2. Ada referensi bacaan untuk memperkaya pemilihan kata-katamu dalam berpuisi? Bagaimana dengan buku-buku favorit?

Banyak referensi yang saya 'gunakan' untuk memperkaya kata-kata saya. Di antaranya ada: Rumi, Lang Leav, Michael Faudet. Biasanya saya juga memperkaya kata-kata dengan cara membaca karya-karya penulis dari Indonesia seperti Joko Pinurbo dan M. Aan Mansyur. Tidak hanya itu, saya juga terinspirasi dari lirik lagu-lagu yang saya suka. Namun, penulis yang saya paling suka dan yang tak pernah gagal menginspirasi saya adalah Pablo Neruda. Karena, menurut saya, dia dapat menyentuh emosi/perasaan yang sering di-overlooked oleh banyak orang. Dia juga dapat menggunakan perumpamaan yang hampir tidak pernah digunakan penulis lain.

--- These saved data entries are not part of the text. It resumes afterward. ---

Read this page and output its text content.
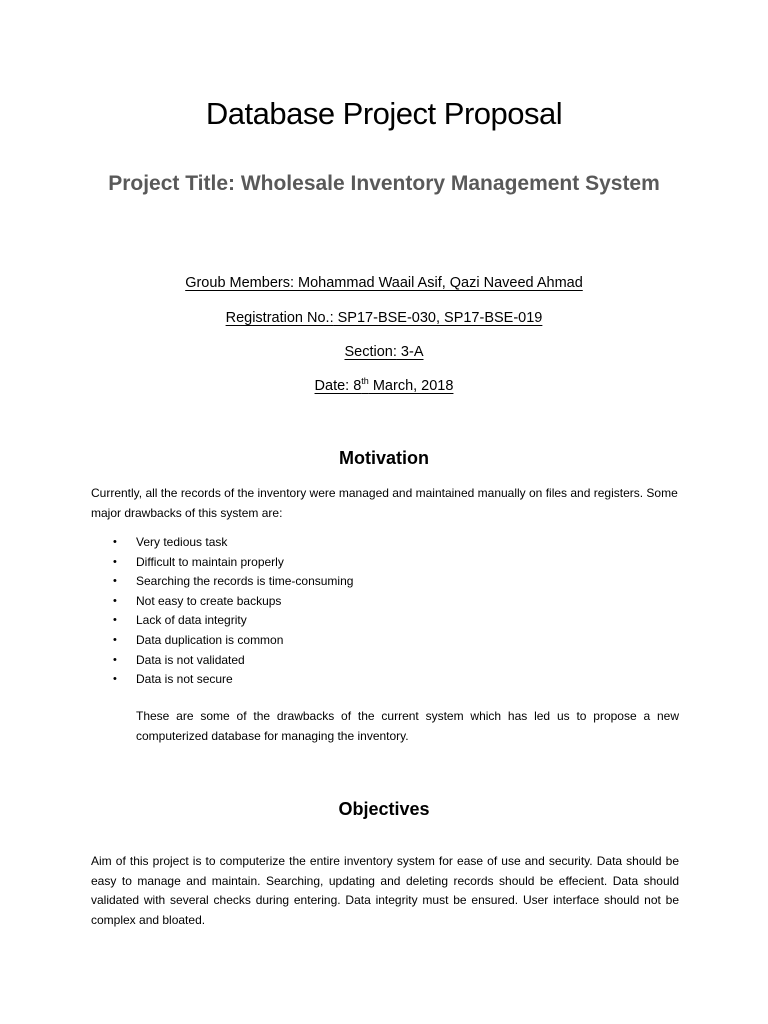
Database Project Proposal
Project Title: Wholesale Inventory Management System
Groub Members: Mohammad Waail Asif, Qazi Naveed Ahmad
Registration No.: SP17-BSE-030, SP17-BSE-019
Section: 3-A
Date: 8th March, 2018
Motivation

Currently, all the records of the inventory were managed and maintained manually on files and registers. Some major drawbacks of this system are:

• Very tedious task
• Difficult to maintain properly
• Searching the records is time-consuming
• Not easy to create backups
• Lack of data integrity
• Data duplication is common
• Data is not validated
• Data is not secure

These are some of the drawbacks of the current system which has led us to propose a new computerized database for managing the inventory.

Objectives

Aim of this project is to computerize the entire inventory system for ease of use and security. Data should be easy to manage and maintain. Searching, updating and deleting records should be effecient. Data should validated with several checks during entering. Data integrity must be ensured. User interface should not be complex and bloated.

Buku puisi favorit saya sampai saat ini adalah "Twenty Love Poems and A Song of Despair" oleh Pablo Neruda. Menurut saya puisi-puisinya mengandung kiasan dan perumpamaan yang unik dan indah. Kata-katanya selalu bisa menginspirasi saya untuk menulis hal-hal baru. Ini adalah buku yang membuat Pablo Neruda menjadi penulis yang paling saya kagumi.

3. Seberapa penting puisi dan apa artinya bagi Gyanindra?

Puisi sangat penting karena bagi saya menulis puisi adalah terapi. Saya bukan orang yang suka menceritakan apa yang saya rasa kepada teman-teman. Jadi, salah satu cara untuk meluapkan rasa yang dipendam adalah dengan menulis puisi.